«La filosofía y la religión formulan verdades, la historia indaga los hechos, pero […] sólo la literatura —el arte en general— dice cómo y por qué los hombres viven esas verdades y esos hechos», escribió Claudio Magris para oponerse a la sentencia platónica que expulsa a los poetas de la República. La obra de Philip Roth no puede entenderse cabalmente sin tener en cuenta que la literatura tiene esa potestad indisputable de conferirle sentido a nuestra existencia. Extendida, a lo largo de más de una treintena de títulos, como un fresco monumental en cuya dilatada superficie cobran vida las historias de individuos que viven y sufren y desean y sueñan y odian y aman y dudan y se equivocan y mueren, esa obra es una demostración, página a página, de que la literatura es, más que la experiencia humana vuelta lenguaje, el observatorio óptimo para la comprensión de lo que somos en este mundo incomprensible. Y, por eso, con la muerte de un autor como Roth se extingue una inteligencia poderosísima a la que bien podemos confiar nuestras pretensiones de saber qué diablos hacemos aquí.

En un pasaje de Lecturas de mí mismo, Roth afirma que la mitad del trabajo del escritor consiste en estar indignado. Esa convicción puede guiar la ponderación de lo que se propuso al urdir sus novelas.
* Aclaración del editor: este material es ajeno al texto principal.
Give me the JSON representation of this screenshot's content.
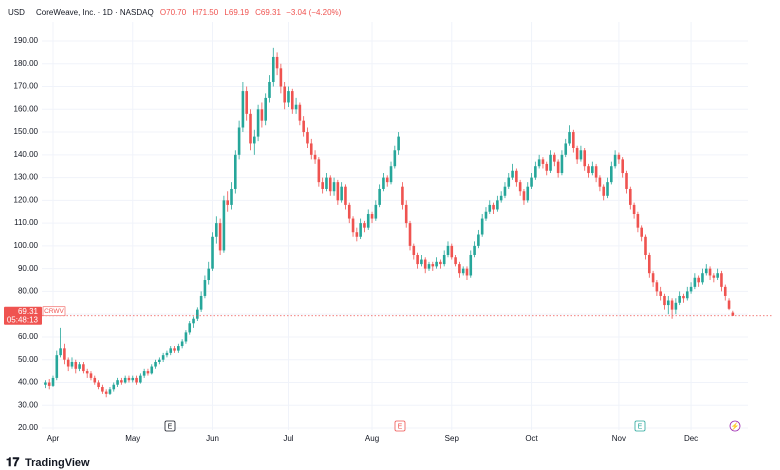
{
  "chart_data": {
    "type": "candlestick",
    "header": {
      "currency": "USD",
      "symbol": "CoreWeave, Inc. · 1D · NASDAQ",
      "open": "O70.70",
      "high": "H71.50",
      "low": "L69.19",
      "close": "C69.31",
      "change": "−3.04 (−4.20%)"
    },
    "ticker": "CRWV",
    "countdown": "05:48:13",
    "brand": "TradingView",
    "up_color": "#26a69a",
    "down_color": "#ef5350",
    "grid": true,
    "ylim": [
      20,
      190
    ],
    "yticks": [
      {
        "value": 20,
        "label": "20.00"
      },
      {
        "value": 30,
        "label": "30.00"
      },
      {
        "value": 40,
        "label": "40.00"
      },
      {
        "value": 50,
        "label": "50.00"
      },
      {
        "value": 60,
        "label": "60.00"
      },
      {
        "value": 70,
        "label": "70.00"
      },
      {
        "value": 80,
        "label": "80.00"
      },
      {
        "value": 90,
        "label": "90.00"
      },
      {
        "value": 100,
        "label": "100.00"
      },
      {
        "value": 110,
        "label": "110.00"
      },
      {
        "value": 120,
        "label": "120.00"
      },
      {
        "value": 130,
        "label": "130.00"
      },
      {
        "value": 140,
        "label": "140.00"
      },
      {
        "value": 150,
        "label": "150.00"
      },
      {
        "value": 160,
        "label": "160.00"
      },
      {
        "value": 170,
        "label": "170.00"
      },
      {
        "value": 180,
        "label": "180.00"
      },
      {
        "value": 190,
        "label": "190.00"
      }
    ],
    "events": [
      {
        "label": "E",
        "color": "#131722"
      },
      {
        "label": "E",
        "color": "#ef5350"
      },
      {
        "label": "E",
        "color": "#26a69a"
      },
      {
        "label": "⚡",
        "color": "#9c27b0"
      }
    ],
    "categories": [
      null,
      null,
      "Apr",
      null,
      null,
      null,
      null,
      null,
      null,
      null,
      null,
      null,
      null,
      null,
      null,
      null,
      null,
      null,
      null,
      null,
      null,
      null,
      null,
      "May",
      null,
      null,
      null,
      null,
      null,
      null,
      null,
      null,
      null,
      null,
      null,
      null,
      null,
      null,
      null,
      null,
      null,
      null,
      null,
      null,
      "Jun",
      null,
      null,
      null,
      null,
      null,
      null,
      null,
      null,
      null,
      null,
      null,
      null,
      null,
      null,
      null,
      null,
      null,
      null,
      null,
      "Jul",
      null,
      null,
      null,
      null,
      null,
      null,
      null,
      null,
      null,
      null,
      null,
      null,
      null,
      null,
      null,
      null,
      null,
      null,
      null,
      null,
      null,
      "Aug",
      null,
      null,
      null,
      null,
      null,
      null,
      null,
      null,
      null,
      null,
      null,
      null,
      null,
      null,
      null,
      null,
      null,
      null,
      null,
      null,
      "Sep",
      null,
      null,
      null,
      null,
      null,
      null,
      null,
      null,
      null,
      null,
      null,
      null,
      null,
      null,
      null,
      null,
      null,
      null,
      null,
      null,
      "Oct",
      null,
      null,
      null,
      null,
      null,
      null,
      null,
      null,
      null,
      null,
      null,
      null,
      null,
      null,
      null,
      null,
      null,
      null,
      null,
      null,
      null,
      null,
      "Nov",
      null,
      null,
      null,
      null,
      null,
      null,
      null,
      null,
      null,
      null,
      null,
      null,
      null,
      null,
      null,
      null,
      null,
      null,
      "Dec",
      null,
      null,
      null,
      null,
      null,
      null,
      null,
      null,
      null,
      null,
      null
    ],
    "candles": [
      [
        39,
        41,
        37.5,
        40
      ],
      [
        40,
        41.5,
        37,
        38.5
      ],
      [
        38.5,
        43,
        38,
        42
      ],
      [
        42,
        54,
        41,
        52
      ],
      [
        52,
        64,
        51,
        55
      ],
      [
        55,
        57,
        48,
        50
      ],
      [
        50,
        51,
        45,
        47
      ],
      [
        47,
        51,
        46,
        49
      ],
      [
        49,
        50,
        44,
        46
      ],
      [
        46,
        49,
        45,
        48
      ],
      [
        48,
        49,
        44,
        45
      ],
      [
        45,
        46,
        42,
        44
      ],
      [
        44,
        45,
        41,
        42
      ],
      [
        42,
        43,
        39,
        40
      ],
      [
        40,
        41,
        37,
        38
      ],
      [
        38,
        39,
        35,
        36
      ],
      [
        36,
        37,
        33.5,
        35
      ],
      [
        35,
        38,
        34.5,
        37
      ],
      [
        37,
        40,
        36,
        39
      ],
      [
        39,
        42,
        38,
        41
      ],
      [
        41,
        42,
        39,
        40
      ],
      [
        40,
        43,
        39.5,
        42
      ],
      [
        42,
        43,
        40,
        41
      ],
      [
        41,
        43,
        40,
        42
      ],
      [
        42,
        43,
        39,
        40
      ],
      [
        40,
        44,
        39.5,
        43
      ],
      [
        43,
        46,
        42,
        45
      ],
      [
        45,
        46,
        43,
        44
      ],
      [
        44,
        48,
        43.5,
        47
      ],
      [
        47,
        50,
        46,
        49
      ],
      [
        49,
        51,
        48,
        50
      ],
      [
        50,
        53,
        49,
        52
      ],
      [
        52,
        54,
        51,
        53
      ],
      [
        53,
        56,
        52,
        55
      ],
      [
        55,
        56,
        53,
        54
      ],
      [
        54,
        57,
        53,
        56
      ],
      [
        56,
        59,
        55,
        58
      ],
      [
        58,
        63,
        57,
        62
      ],
      [
        62,
        67,
        61,
        66
      ],
      [
        66,
        69,
        64,
        68
      ],
      [
        68,
        73,
        67,
        72
      ],
      [
        72,
        80,
        71,
        78
      ],
      [
        78,
        87,
        77,
        85
      ],
      [
        85,
        93,
        83,
        90
      ],
      [
        90,
        106,
        89,
        104
      ],
      [
        104,
        113,
        101,
        110
      ],
      [
        110,
        112,
        96,
        98
      ],
      [
        98,
        122,
        97,
        120
      ],
      [
        120,
        124,
        115,
        118
      ],
      [
        118,
        128,
        116,
        125
      ],
      [
        125,
        142,
        123,
        140
      ],
      [
        140,
        155,
        138,
        152
      ],
      [
        152,
        172,
        150,
        168
      ],
      [
        168,
        170,
        155,
        158
      ],
      [
        158,
        160,
        142,
        145
      ],
      [
        145,
        151,
        140,
        148
      ],
      [
        148,
        162,
        146,
        160
      ],
      [
        160,
        163,
        152,
        155
      ],
      [
        155,
        167,
        153,
        165
      ],
      [
        165,
        175,
        163,
        172
      ],
      [
        172,
        187,
        170,
        183
      ],
      [
        183,
        185,
        175,
        178
      ],
      [
        178,
        180,
        167,
        170
      ],
      [
        170,
        172,
        160,
        163
      ],
      [
        163,
        170,
        161,
        168
      ],
      [
        168,
        169,
        158,
        160
      ],
      [
        160,
        165,
        158,
        162
      ],
      [
        162,
        163,
        153,
        155
      ],
      [
        155,
        157,
        148,
        150
      ],
      [
        150,
        152,
        143,
        145
      ],
      [
        145,
        147,
        138,
        140
      ],
      [
        140,
        142,
        136,
        138
      ],
      [
        138,
        139,
        126,
        128
      ],
      [
        128,
        130,
        123,
        125
      ],
      [
        125,
        132,
        124,
        130
      ],
      [
        130,
        131,
        122,
        124
      ],
      [
        124,
        130,
        122,
        128
      ],
      [
        128,
        129,
        118,
        120
      ],
      [
        120,
        128,
        119,
        126
      ],
      [
        126,
        127,
        116,
        118
      ],
      [
        118,
        119,
        110,
        112
      ],
      [
        112,
        113,
        104,
        106
      ],
      [
        106,
        108,
        102,
        104
      ],
      [
        104,
        112,
        103,
        110
      ],
      [
        110,
        111,
        106,
        108
      ],
      [
        108,
        116,
        107,
        114
      ],
      [
        114,
        115,
        110,
        112
      ],
      [
        112,
        120,
        111,
        118
      ],
      [
        118,
        127,
        117,
        125
      ],
      [
        125,
        132,
        124,
        130
      ],
      [
        130,
        131,
        126,
        128
      ],
      [
        128,
        137,
        127,
        135
      ],
      [
        135,
        144,
        134,
        142
      ],
      [
        142,
        150,
        140,
        148
      ],
      [
        126,
        128,
        116,
        118
      ],
      [
        118,
        120,
        108,
        110
      ],
      [
        110,
        111,
        98,
        100
      ],
      [
        100,
        101,
        94,
        96
      ],
      [
        96,
        97,
        90,
        92
      ],
      [
        92,
        96,
        91,
        94
      ],
      [
        94,
        95,
        88,
        90
      ],
      [
        90,
        93,
        89,
        92
      ],
      [
        92,
        93,
        89,
        91
      ],
      [
        91,
        95,
        90,
        93
      ],
      [
        93,
        94,
        90,
        92
      ],
      [
        92,
        98,
        91,
        96
      ],
      [
        96,
        102,
        95,
        100
      ],
      [
        100,
        101,
        94,
        95
      ],
      [
        95,
        96,
        91,
        92
      ],
      [
        92,
        93,
        86,
        88
      ],
      [
        88,
        91,
        87,
        90
      ],
      [
        90,
        91,
        85,
        87
      ],
      [
        87,
        98,
        86,
        96
      ],
      [
        96,
        102,
        95,
        100
      ],
      [
        100,
        107,
        99,
        105
      ],
      [
        105,
        114,
        104,
        112
      ],
      [
        112,
        117,
        111,
        115
      ],
      [
        115,
        120,
        114,
        118
      ],
      [
        118,
        119,
        114,
        116
      ],
      [
        116,
        122,
        115,
        120
      ],
      [
        120,
        124,
        119,
        122
      ],
      [
        122,
        128,
        121,
        126
      ],
      [
        126,
        132,
        125,
        130
      ],
      [
        130,
        136,
        129,
        133
      ],
      [
        133,
        134,
        126,
        128
      ],
      [
        128,
        129,
        122,
        124
      ],
      [
        124,
        125,
        118,
        120
      ],
      [
        120,
        128,
        119,
        126
      ],
      [
        126,
        132,
        125,
        130
      ],
      [
        130,
        137,
        129,
        135
      ],
      [
        135,
        140,
        134,
        138
      ],
      [
        138,
        139,
        134,
        136
      ],
      [
        136,
        137,
        131,
        133
      ],
      [
        133,
        142,
        132,
        140
      ],
      [
        140,
        141,
        135,
        137
      ],
      [
        137,
        138,
        130,
        132
      ],
      [
        132,
        142,
        131,
        140
      ],
      [
        140,
        147,
        139,
        145
      ],
      [
        145,
        153,
        144,
        150
      ],
      [
        150,
        151,
        141,
        143
      ],
      [
        143,
        144,
        136,
        138
      ],
      [
        138,
        144,
        137,
        142
      ],
      [
        142,
        143,
        133,
        135
      ],
      [
        135,
        136,
        130,
        132
      ],
      [
        132,
        137,
        131,
        135
      ],
      [
        135,
        136,
        128,
        130
      ],
      [
        130,
        131,
        124,
        126
      ],
      [
        126,
        127,
        120,
        122
      ],
      [
        122,
        130,
        121,
        128
      ],
      [
        128,
        137,
        127,
        135
      ],
      [
        135,
        142,
        134,
        140
      ],
      [
        140,
        141,
        136,
        138
      ],
      [
        138,
        139,
        130,
        132
      ],
      [
        132,
        133,
        123,
        125
      ],
      [
        125,
        126,
        116,
        118
      ],
      [
        118,
        119,
        112,
        114
      ],
      [
        114,
        115,
        106,
        108
      ],
      [
        108,
        109,
        102,
        104
      ],
      [
        104,
        105,
        94,
        96
      ],
      [
        96,
        97,
        86,
        88
      ],
      [
        88,
        89,
        82,
        84
      ],
      [
        84,
        85,
        78,
        80
      ],
      [
        80,
        82,
        76,
        78
      ],
      [
        78,
        79,
        72,
        74
      ],
      [
        74,
        78,
        70,
        76
      ],
      [
        76,
        77,
        68,
        72
      ],
      [
        72,
        77,
        70,
        75
      ],
      [
        75,
        80,
        74,
        78
      ],
      [
        78,
        79,
        75,
        77
      ],
      [
        77,
        82,
        76,
        80
      ],
      [
        80,
        84,
        79,
        82
      ],
      [
        82,
        88,
        81,
        86
      ],
      [
        86,
        87,
        82,
        84
      ],
      [
        84,
        90,
        83,
        88
      ],
      [
        88,
        92,
        87,
        90
      ],
      [
        90,
        91,
        85,
        87
      ],
      [
        87,
        88,
        84,
        86
      ],
      [
        86,
        90,
        85,
        88
      ],
      [
        88,
        89,
        80,
        82
      ],
      [
        82,
        83,
        76,
        78
      ],
      [
        76,
        77,
        71.8,
        72.35
      ],
      [
        70.7,
        71.5,
        69.19,
        69.31
      ]
    ]
  }
}
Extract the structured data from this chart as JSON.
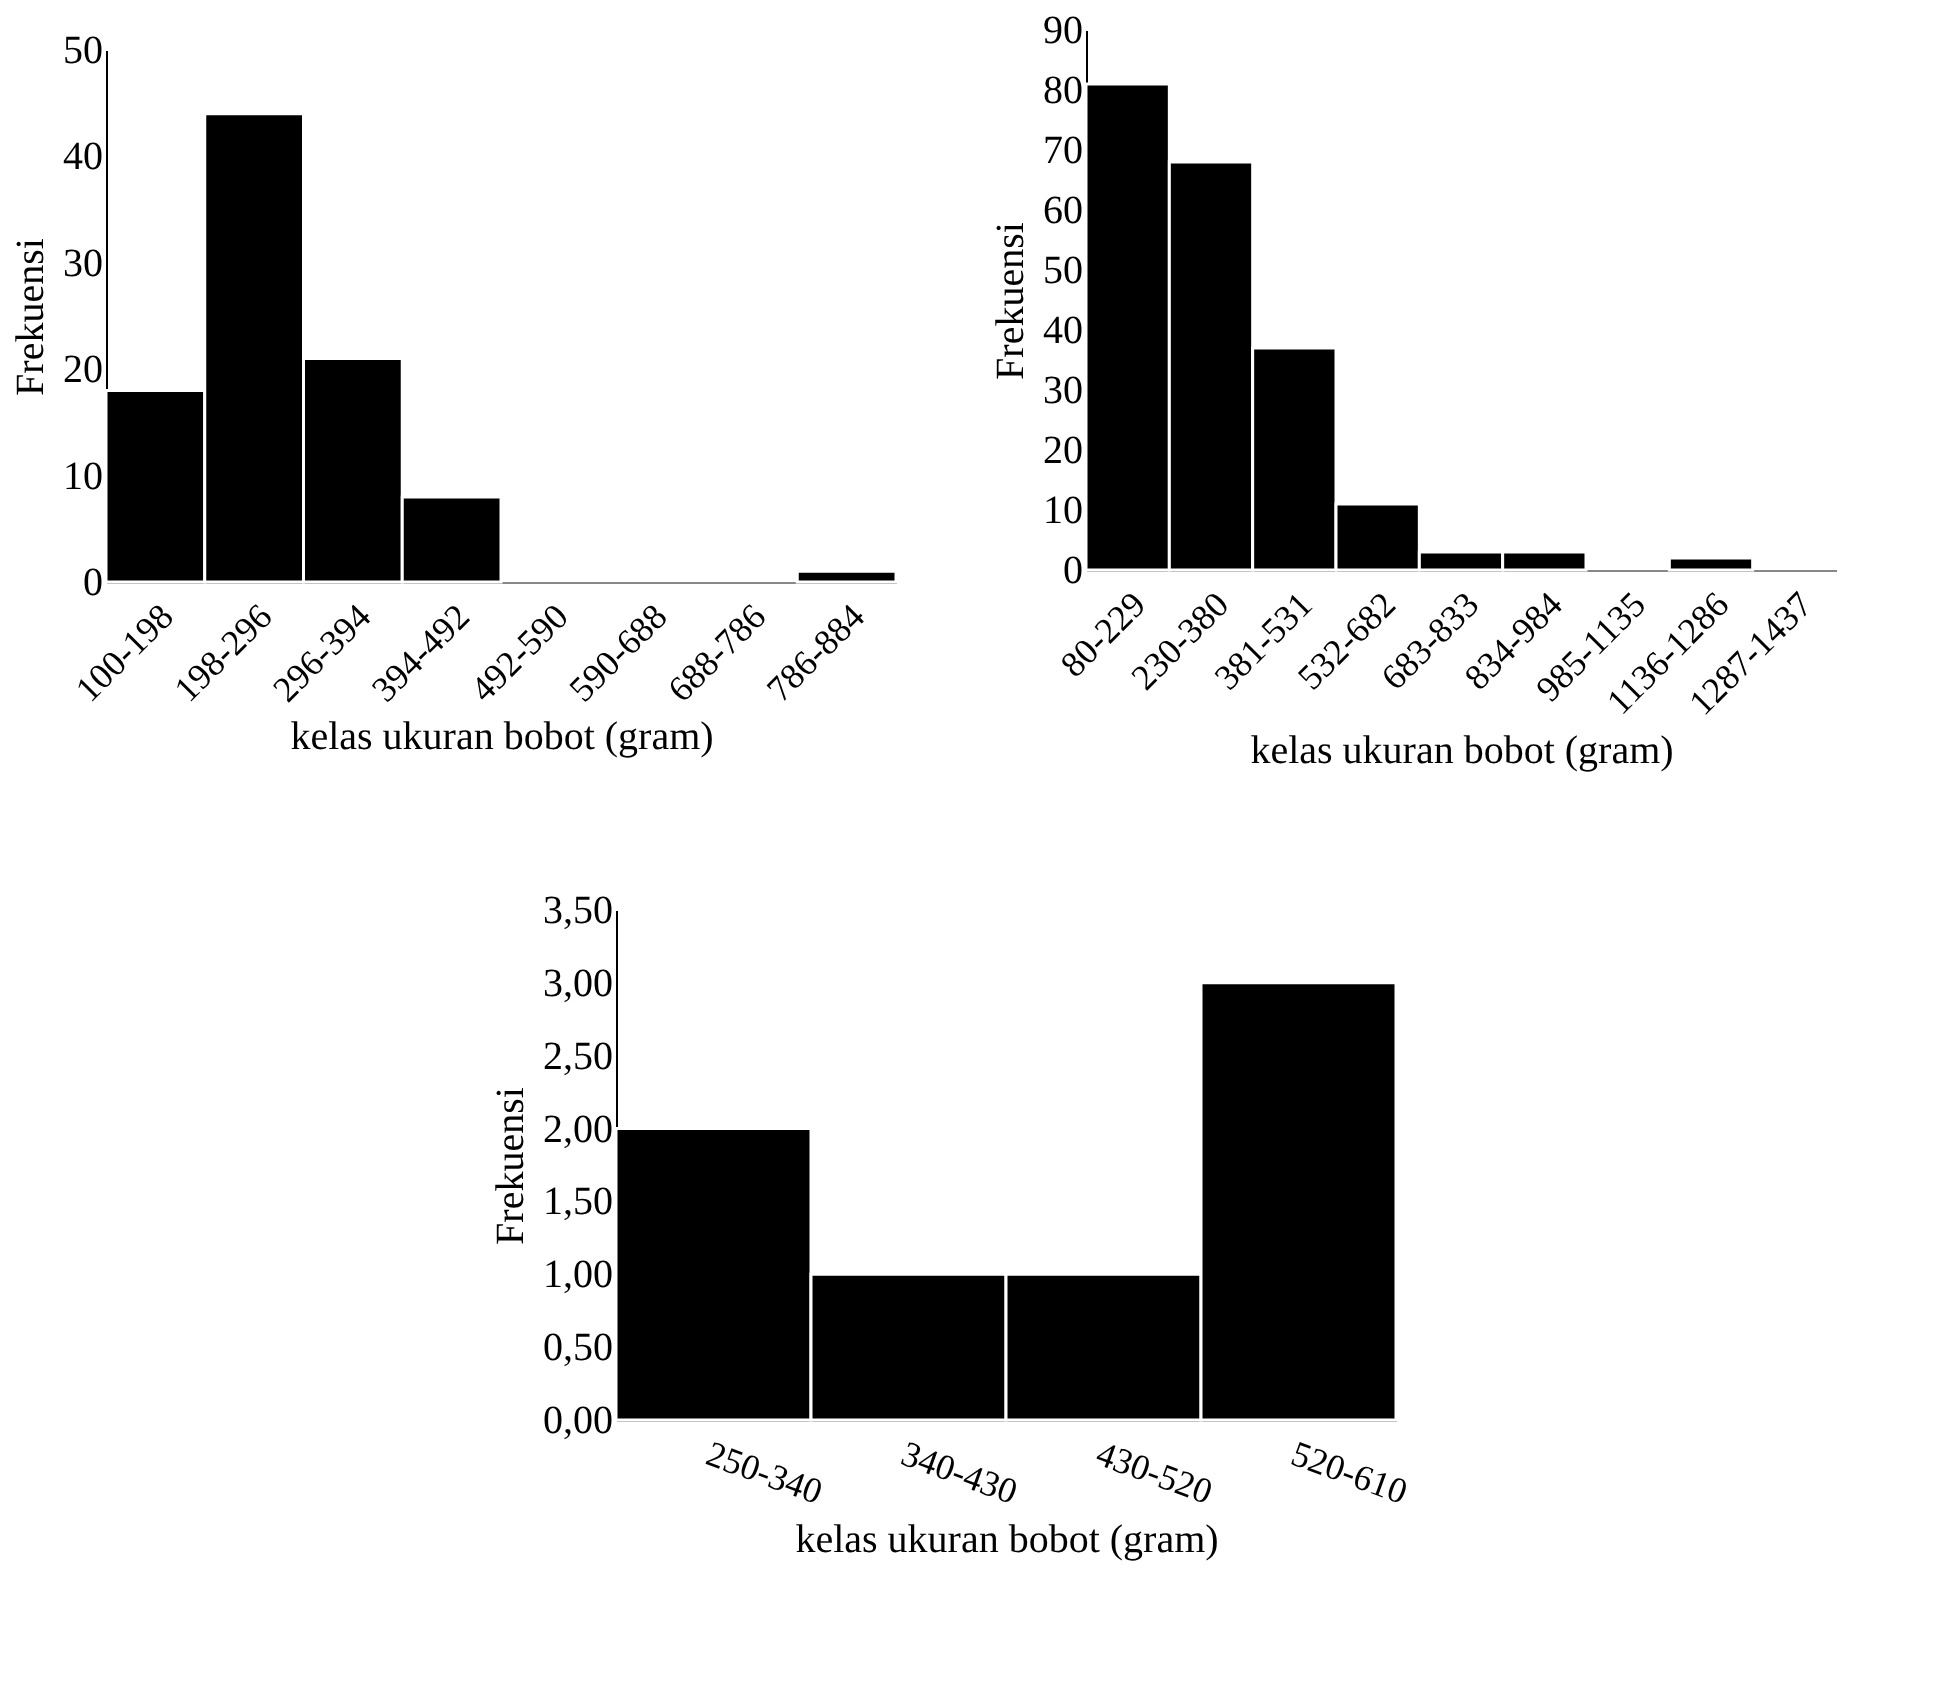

Son implacables, esas novelas: de un humor corrosivo, un ejercicio tenaz (cuando no frenético) de la ironía en cuyo fondo hay siempre una sostenida perplejidad —o consternación, o desesperación— por los modos en que se tocan los extremos de nuestra ridiculez y nuestro desamparo. Solos, arrogantes, arrastrados por pasiones que nos despedazan, e imparables, en nuestra insignificancia, camino al olvido, en los personajes de Roth hallamos a nuestros iguales y nos fascinan su calamidad y sus precarias ilusiones. Quien alegue haber salido indemne de esas páginas, es que ha leído mal o que vive en otro planeta.

Esto fue Roth, el escritor cuya muerte vuelve más incomprensible todo esto: indignación, y la lucidez inigualable de la risa, y, también, la capacidad inagotable de compasión por lo que somos. Y, sobre todo, la certeza de que la literatura no sirve para nada, pero es absolutamente indispensable.